Outra característica marcante é que a teoria das cordas requer a existência de dez dimensões do espaço-tempo. Atualmente, só conhecemos quatro:profundidade, altura, largura e tempo. Embora isso possa parecer um grande obstáculo, várias soluções têm sido propostas e hoje em dia é considerada uma característica notável, ao invés de um problema.
Por exemplo, poderíamos de alguma forma ser forçados a viver em um mundo quadridimensional sem qualquer acesso às dimensões extras. Ou as dimensões extras poderiam ser "compactadas" em uma escala tão pequena que não notaríamos. Contudo, diferentes compactações levariam a diferentes valores das constantes físicas e, Portanto, diferentes leis da física. Uma possível solução é que nosso universo é apenas um de muitos em um "multiverso" infinito, regido por diferentes leis da física.
Isso pode parecer estranho, mas muitos físicos teóricos estão aceitando essa ideia. Se você não está convencido, pode tentar ler o romance Flatland:um romance de muitas dimensões, de Edwin Abbott, em que os personagens são forçados a viver em duas dimensões espaciais e não conseguem perceber que existe uma terceira.
Teoria M
Mas havia uma questão urgente remanescente que incomodava os teóricos das cordas na época.

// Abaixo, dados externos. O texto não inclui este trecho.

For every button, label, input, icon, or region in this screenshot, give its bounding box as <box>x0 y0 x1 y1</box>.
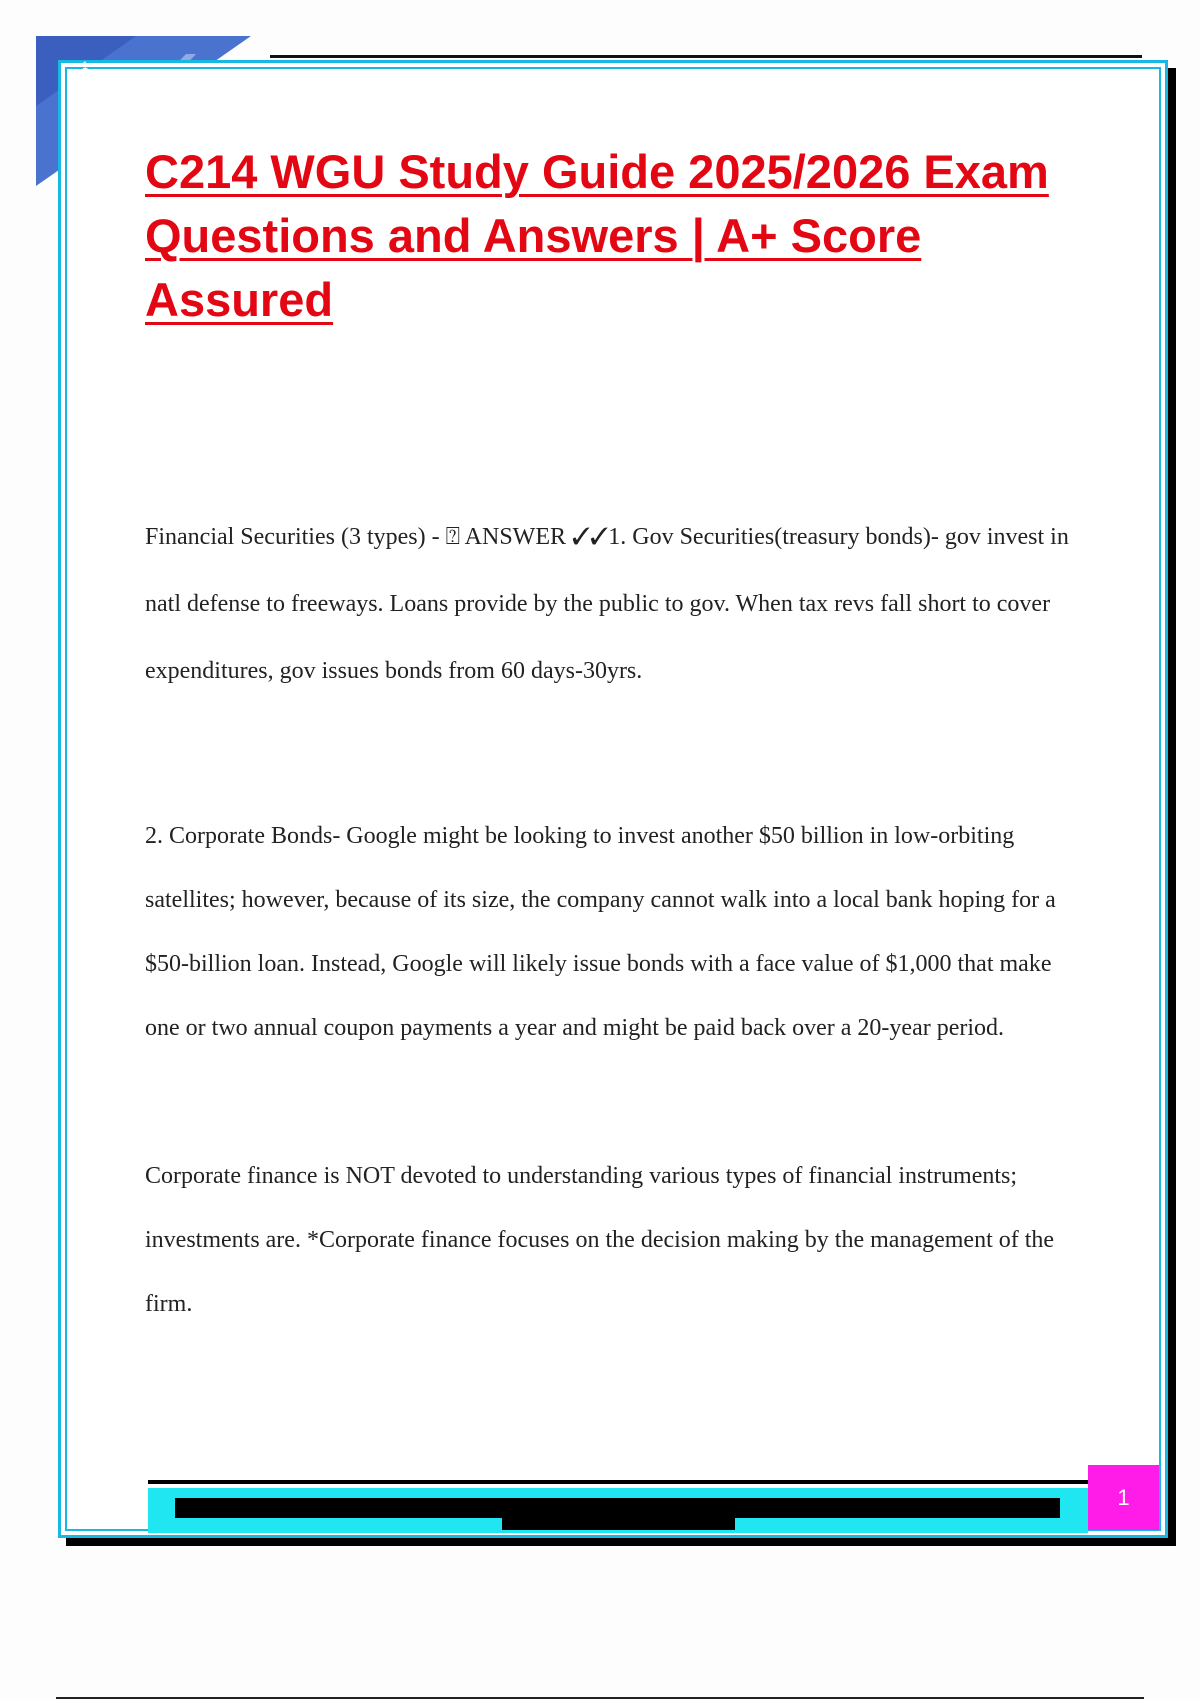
paragraph-financial-securities: Financial Securities (3 types) - ⍰ ANSWER ✓✓1. Gov Securities(treasury bonds)- gov invest in natl defense to freeways. Loans provide by the public to gov. When tax revs fall short to cover expenditures, gov issues bonds from 60 days-30yrs. <box>145 524 1069 684</box>
document-title: C214 WGU Study Guide 2025/2026 Exam Questions and Answers | A+ Score Assured <box>145 145 1049 326</box>
top-rule <box>270 55 1142 58</box>
bottom-rule <box>56 1697 1144 1699</box>
paragraph-corporate-finance: Corporate finance is NOT devoted to understanding various types of financial instruments; investments are. *Corporate finance focuses on the decision making by the management of the firm. <box>145 1163 1055 1317</box>
footer-rule <box>148 1480 1088 1484</box>
paragraph-corporate-bonds: 2. Corporate Bonds- Google might be looking to invest another $50 billion in low-orbiting satellites; however, because of its size, the company cannot walk into a local bank hoping for a $50-billion loan. Instead, Google will likely issue bonds with a face value of $1,000 that make one or two annual coupon payments a year and might be paid back over a 20-year period. <box>145 823 1056 1041</box>
corner-page-number: 1 <box>82 60 89 72</box>
footer-bar <box>175 1498 1060 1518</box>
footer-small-bar <box>502 1518 735 1530</box>
page-number-badge: 1 <box>1088 1465 1159 1530</box>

Uma classificação completa mostrou a existência de cinco diferentes teorias de cordas consistentes, e não estava claro por que a natureza escolheria um entre cinco.
Foi então que a teoria M entrou em jogo. Durante a segunda revolução das cordas, em 1995, os físicos propuseram que as cinco teorias consistentes das cordas são, na verdade, apenas faces diferentes de uma teoria única que vive em onze dimensões do espaço-tempo e é conhecida como teoria-M. Inclui cada uma das teorias das cordas em diferentes contextos físicos, mas ainda é válido para todos eles. Este quadro extremamente fascinante levou a maioria dos físicos teóricos a acreditar na teoria M como a teoria de tudo - ela também é mais matematicamente consistente do que outras teorias candidatas.
No entanto, até agora, a teoria M tem se esforçado para produzir previsões que podem ser testadas por experimentos. A supersimetria está sendo testada no Large Hadron Collider. Se os cientistas encontrarem evidências de superparceiros, isso acabaria por fortalecer a teoria-M. Mas ainda permanece um desafio para os físicos teóricos atuais produzir previsões testáveis e para os físicos experimentais estabelecer experimentos para testá-las.
A maioria dos grandes físicos e cosmologistas são movidos pela paixão de encontrar aquela beleza, descrição simples do mundo que pode explicar tudo. E embora ainda não estejamos lá, não teríamos chance sem o afiado, mentes criativas de pessoas como Hawking.
Este artigo foi publicado originalmente em The Conversation. Leia o artigo original.